Acupuncture is designed to relieve pain, discomfort, or other issues by opening up and stimulating a person’s energy flow, or qi. Dry needling is designed to stimulate trigger points or muscles that are irritated.
Trigger myofascial points, or palpable sources of pain, and their referral patterns have been described as myofascial meridians in acupuncture. These painful points are referred to as “A-shi” (like ouch, or painful) points in acupuncture.
In western medicine, in the 1940s, Janet Travell, M.D. first identified muscular trigger points and their referral patterns. Travell used injections of solutions, and dry needling (non-hollow needles that do not inject solution into trigger points). During the last three decades, others have empathized the use of dry needling not based on acupuncture concepts. In 1983, Travell and others found a very high correspondence (92%) between acupuncture points and the trigger points she had discovered.
Dry needling does not use the wide range of theories and applications of acupuncture to treat pain, and the non-musculoskeletal problems that cause pain. Many acupuncturists consider dry needling as a form of acupuncture performed by non-acupuncturists. A well-trained acupuncturist will make use of “trigger points” or A-shi points, and other sources of pain. Dr. Durana’s acupuncture treatment makes use of trigger points and myofascial pain patterns within the context of holistic traditional acupuncture, and acupuncture sports medicine. Dry needling, on the other hand, makes use of concepts based primarily on western medicine.

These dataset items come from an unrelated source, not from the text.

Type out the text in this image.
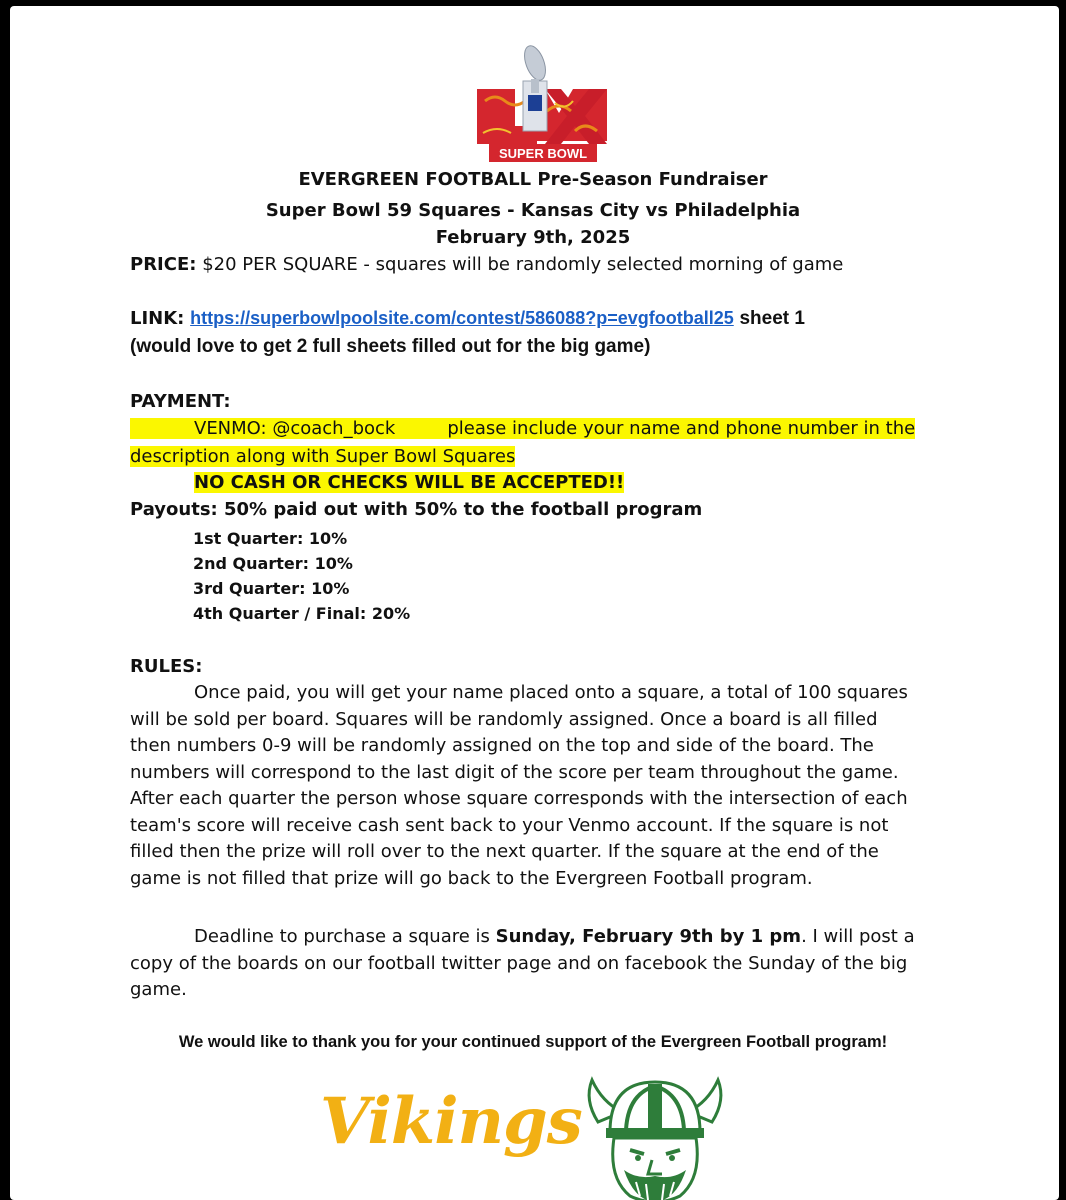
SUPER BOWL
EVERGREEN FOOTBALL Pre-Season Fundraiser
Super Bowl 59 Squares - Kansas City vs Philadelphia
February 9th, 2025
PRICE: $20 PER SQUARE - squares will be randomly selected morning of game
LINK: https://superbowlpoolsite.com/contest/586088?p=evgfootball25 sheet 1
(would love to get 2 full sheets filled out for the big game)
PAYMENT:
VENMO: @coach_bock	please include your name and phone number in the
description along with Super Bowl Squares
NO CASH OR CHECKS WILL BE ACCEPTED!!
Payouts: 50% paid out with 50% to the football program
1st Quarter: 10%
2nd Quarter: 10%
3rd Quarter: 10%
4th Quarter / Final: 20%
RULES:
Once paid, you will get your name placed onto a square, a total of 100 squares
will be sold per board. Squares will be randomly assigned. Once a board is all filled
then numbers 0-9 will be randomly assigned on the top and side of the board. The
numbers will correspond to the last digit of the score per team throughout the game.
After each quarter the person whose square corresponds with the intersection of each
team's score will receive cash sent back to your Venmo account. If the square is not
filled then the prize will roll over to the next quarter. If the square at the end of the
game is not filled that prize will go back to the Evergreen Football program.
Deadline to purchase a square is Sunday, February 9th by 1 pm. I will post a
copy of the boards on our football twitter page and on facebook the Sunday of the big
game.
We would like to thank you for your continued support of the Evergreen Football program!
Vikings
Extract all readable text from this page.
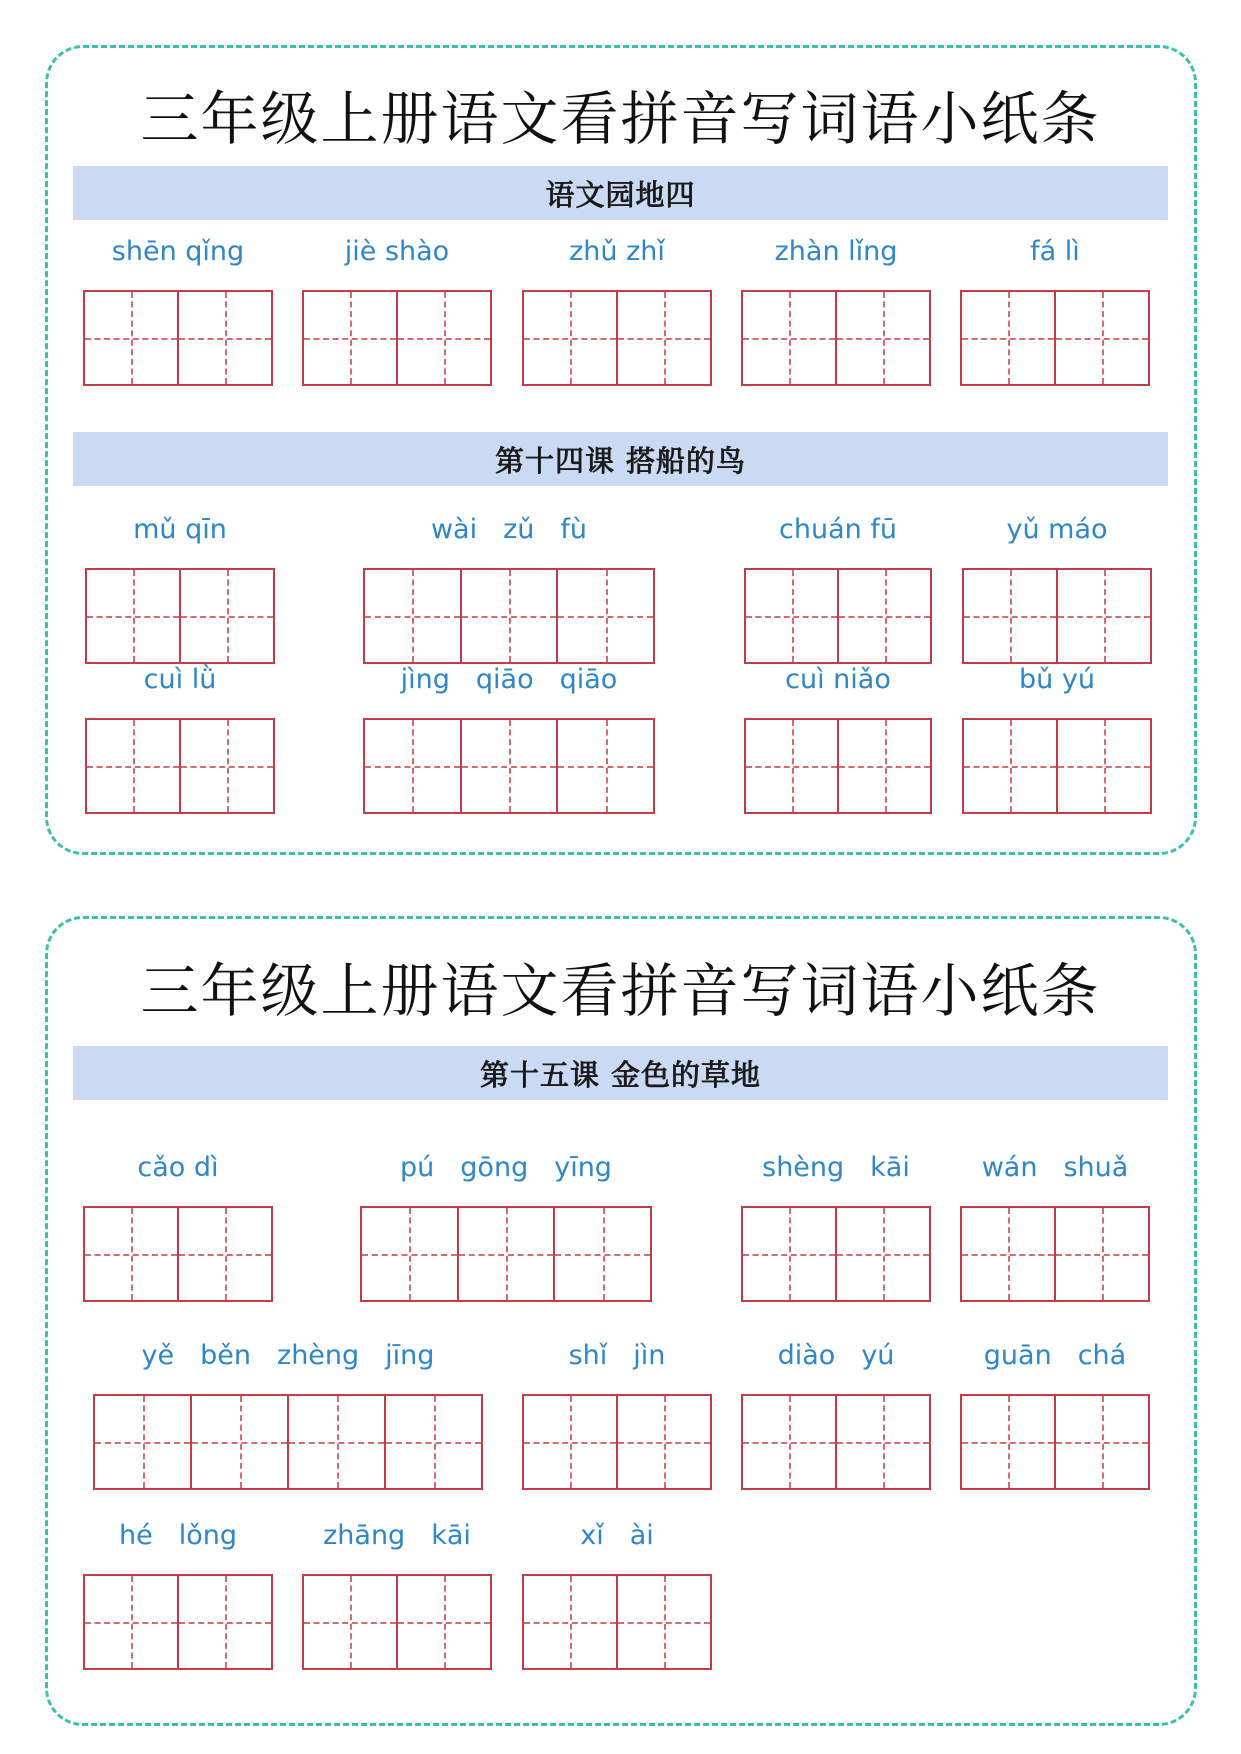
三年级上册语文看拼音写词语小纸条
语文园地四
第十四课 搭船的鸟
三年级上册语文看拼音写词语小纸条
第十五课 金色的草地
shēn qǐng	jiè shào	zhǔ zhǐ	zhàn lǐng	fá lì
mǔ qīn	wài zǔ fù	chuán fū	yǔ máo
cuì lǜ	jìng qiāo qiāo	cuì niǎo	bǔ yú
cǎo dì	pú gōng yīng	shèng kāi	wán shuǎ
yě běn zhèng jīng	shǐ jìn	diào yú	guān chá
hé lǒng	zhāng kāi	xǐ ài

The position of the American Medical Association, or AMA, is that practitioners of dry needling focus more narrowly on musculoskeletal pain. It is also the recommendation of the AMA that practitioners of dry needling should be required to have at least minimum standards including formal training, testing, continuing education, and certification standards that are very much the same as those for acupuncture practitioners; however, those standards are not being presently met.

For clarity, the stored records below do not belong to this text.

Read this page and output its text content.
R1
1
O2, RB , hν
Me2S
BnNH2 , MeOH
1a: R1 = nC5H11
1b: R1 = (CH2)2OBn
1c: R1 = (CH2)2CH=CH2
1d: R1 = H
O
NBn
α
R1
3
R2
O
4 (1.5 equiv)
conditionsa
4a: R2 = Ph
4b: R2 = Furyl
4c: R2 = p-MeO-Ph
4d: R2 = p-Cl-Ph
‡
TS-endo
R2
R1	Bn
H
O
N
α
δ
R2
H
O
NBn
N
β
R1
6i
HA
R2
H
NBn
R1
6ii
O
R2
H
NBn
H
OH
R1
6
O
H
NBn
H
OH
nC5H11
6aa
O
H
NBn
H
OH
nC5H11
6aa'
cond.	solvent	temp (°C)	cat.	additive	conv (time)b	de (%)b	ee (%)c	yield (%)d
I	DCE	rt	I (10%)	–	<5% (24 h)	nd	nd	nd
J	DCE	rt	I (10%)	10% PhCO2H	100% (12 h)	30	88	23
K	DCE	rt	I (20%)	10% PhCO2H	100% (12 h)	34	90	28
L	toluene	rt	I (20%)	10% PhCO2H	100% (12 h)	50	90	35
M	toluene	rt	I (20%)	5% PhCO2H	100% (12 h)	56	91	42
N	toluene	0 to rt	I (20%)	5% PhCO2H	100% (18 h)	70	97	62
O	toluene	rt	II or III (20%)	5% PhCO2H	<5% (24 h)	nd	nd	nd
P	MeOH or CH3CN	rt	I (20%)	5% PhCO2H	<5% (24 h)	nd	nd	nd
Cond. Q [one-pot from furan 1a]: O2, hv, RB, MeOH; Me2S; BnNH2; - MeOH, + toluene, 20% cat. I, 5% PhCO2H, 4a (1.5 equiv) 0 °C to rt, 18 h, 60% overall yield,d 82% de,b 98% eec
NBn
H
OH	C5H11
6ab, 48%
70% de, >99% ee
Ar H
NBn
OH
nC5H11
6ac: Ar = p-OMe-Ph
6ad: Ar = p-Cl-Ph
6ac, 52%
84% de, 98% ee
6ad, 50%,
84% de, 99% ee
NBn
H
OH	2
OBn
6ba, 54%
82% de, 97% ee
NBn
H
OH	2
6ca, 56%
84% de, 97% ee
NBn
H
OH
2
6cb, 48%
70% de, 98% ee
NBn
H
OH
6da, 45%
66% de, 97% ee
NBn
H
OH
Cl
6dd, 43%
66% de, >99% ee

Here is a brief overview of other aspects of these practices to help you decide which treatment method is most beneficial to you.

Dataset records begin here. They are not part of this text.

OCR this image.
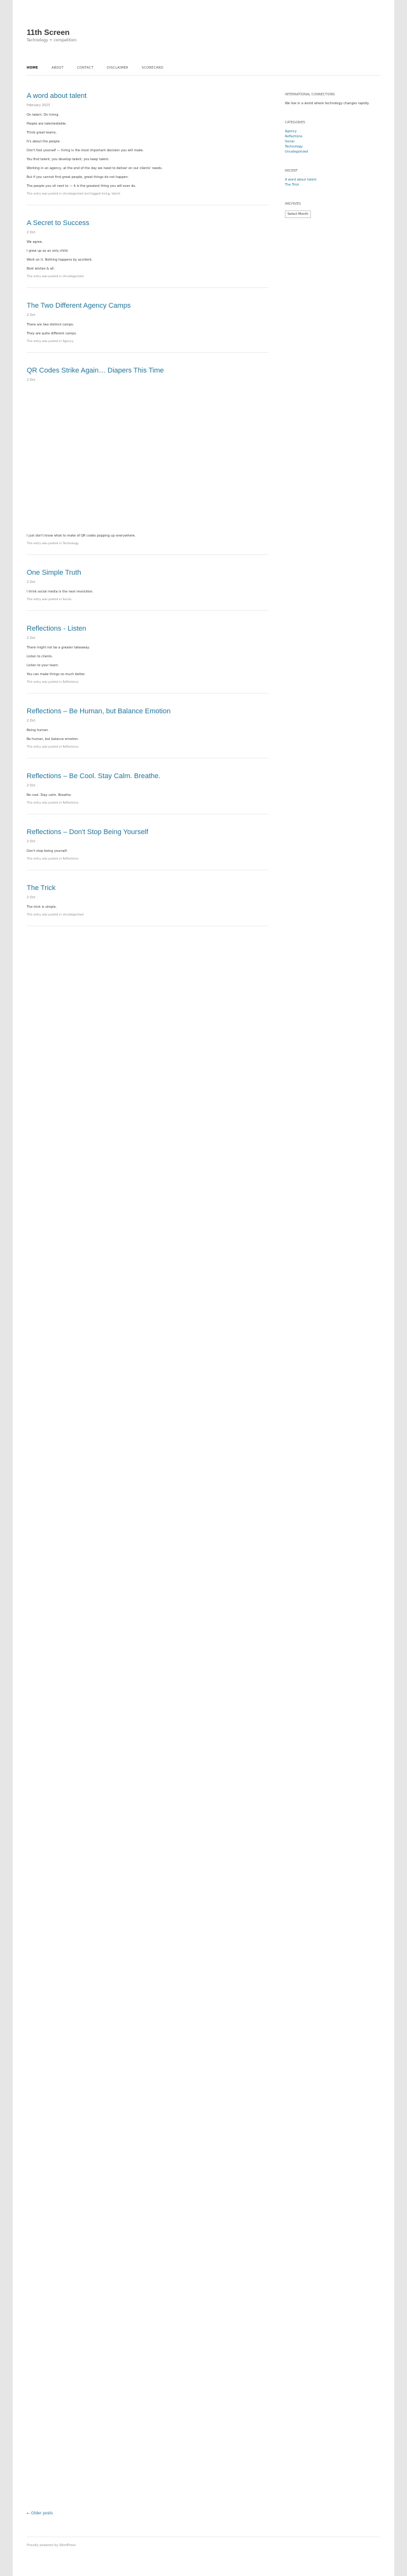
11th Screen
Technology + competition
HOME	ABOUT	CONTACT	DISCLAIMER	SCORECARD
A word about talent
February 2023

On talent. On hiring.

People are talented/able.

Think great teams.

It's about the people.

Don't fool yourself — hiring is the most important decision you will make.

You find talent; you develop talent; you keep talent.

Working in an agency, at the end of the day we need to deliver on our clients' needs.

But if you cannot find great people, great things do not happen.

The people you sit next to — it is the greatest thing you will ever do.

This entry was posted in Uncategorized and tagged hiring, talent.
A Secret to Success
2 Oct

We agree.

I grew up as an only child.

Work on it. Nothing happens by accident.

Best wishes & all.

This entry was posted in Uncategorized.
The Two Different Agency Camps
2 Oct

There are two distinct camps.

They are quite different camps.

This entry was posted in Agency.
QR Codes Strike Again… Diapers This Time
2 Oct

I just don't know what to make of QR codes popping up everywhere.

This entry was posted in Technology.
One Simple Truth
2 Oct

I think social media is the next revolution.

This entry was posted in Social.
Reflections - Listen
2 Oct

There might not be a greater takeaway.

Listen to clients.

Listen to your team.

You can make things so much better.

This entry was posted in Reflections.
Reflections – Be Human, but Balance Emotion
2 Oct

Being human.

Be human, but balance emotion.

This entry was posted in Reflections.
Reflections – Be Cool. Stay Calm. Breathe.
2 Oct

Be cool. Stay calm. Breathe.

This entry was posted in Reflections.
Reflections – Don't Stop Being Yourself
2 Oct

Don't stop being yourself.

This entry was posted in Reflections.
The Trick
2 Oct

The trick is simple.

This entry was posted in Uncategorized.
INTERNATIONAL CONNECTIONS
We live in a world where technology changes rapidly.
CATEGORIES
Agency
Reflections
Social
Technology
Uncategorized
RECENT
A word about talent
The Trick
ARCHIVES
Select Month
← Older posts
Proudly powered by WordPress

Acupuncture is an ancient medical practice, dating back thousands of years, originating in Asia. Licensed acupuncturists must complete three to four years of training. During their training, acupuncturists learn how to use the needles and diagnose conditions. Aside from their formal training, acupuncturists must pass a test administered by a board of examiners and take continuing education classes to keep their license.
Benefits of Acupuncture
One of the fundamental beliefs in acupuncture is that illness, pain, and other conditions are the result of blocked or interrupted qi. Qi is what provides your body with healing energy. Therefore, acupuncture strives to restore the flow of qi by removing the blockages. Acupuncture patients often report benefits in well-being; this may include an increase in energy, mental clarity, improvement in sleep, digestive health, and overall health. Some of the most common conditions that acupuncture is used to treat include pain, anxiety, respiratory problems, gastrointestinal disorders, neurological and musculoskeletal disorders, depression, insomnia, sports medicine, adverse reactions to chemotherapy and radiotherapy, infertility, sexual dysfunction, nausea, vomiting, headaches, and more.
Risks of Acupuncture
When acupuncture is administered by a trained and licensed acupuncturist, the side effects and associated risks are minimal. Occasionally, but rarely, an individual may experience:
- Pain at the injection site
Dry needling is a new treatment growing in popularity. Dry needling is intended to ease muscular pain by inserting fine, short, stainless steel needles into areas of knotted or hard muscles or tissues. Those who practice dry needling believe the insertion of the needle helps release the knot and relieve any muscle pain or spasms. Currently, dry needling is practiced by physical and sports injury therapists. There is no extensive training or regulatory agency for this procedure. Because there is no credentialing board, it is difficult to determine the legitimacy of a person’s training.
Benefits of Dry Needling
Dry needling can provide relief for some muscular pain and stiffness. When the trigger points are released, flexibility may improve, along with an increase in range of motion. Because of these benefits, dry needling is often used to treat sports injuries, muscle pain, and fibromyalgia pain. As research continues and becomes more available, guidelines for safe practices will likely be standardized.
Risks of Dry Needling
Unlike acupuncture, mild side-effects are extremely common with dry needling, with serious side effects being rare. The most common side-effects an individual will experience around the injection site include:
- Temporary Soreness
Before you go in for any kind of treatment, ensure the practitioner always use sterile needles and disposes of needles after every use.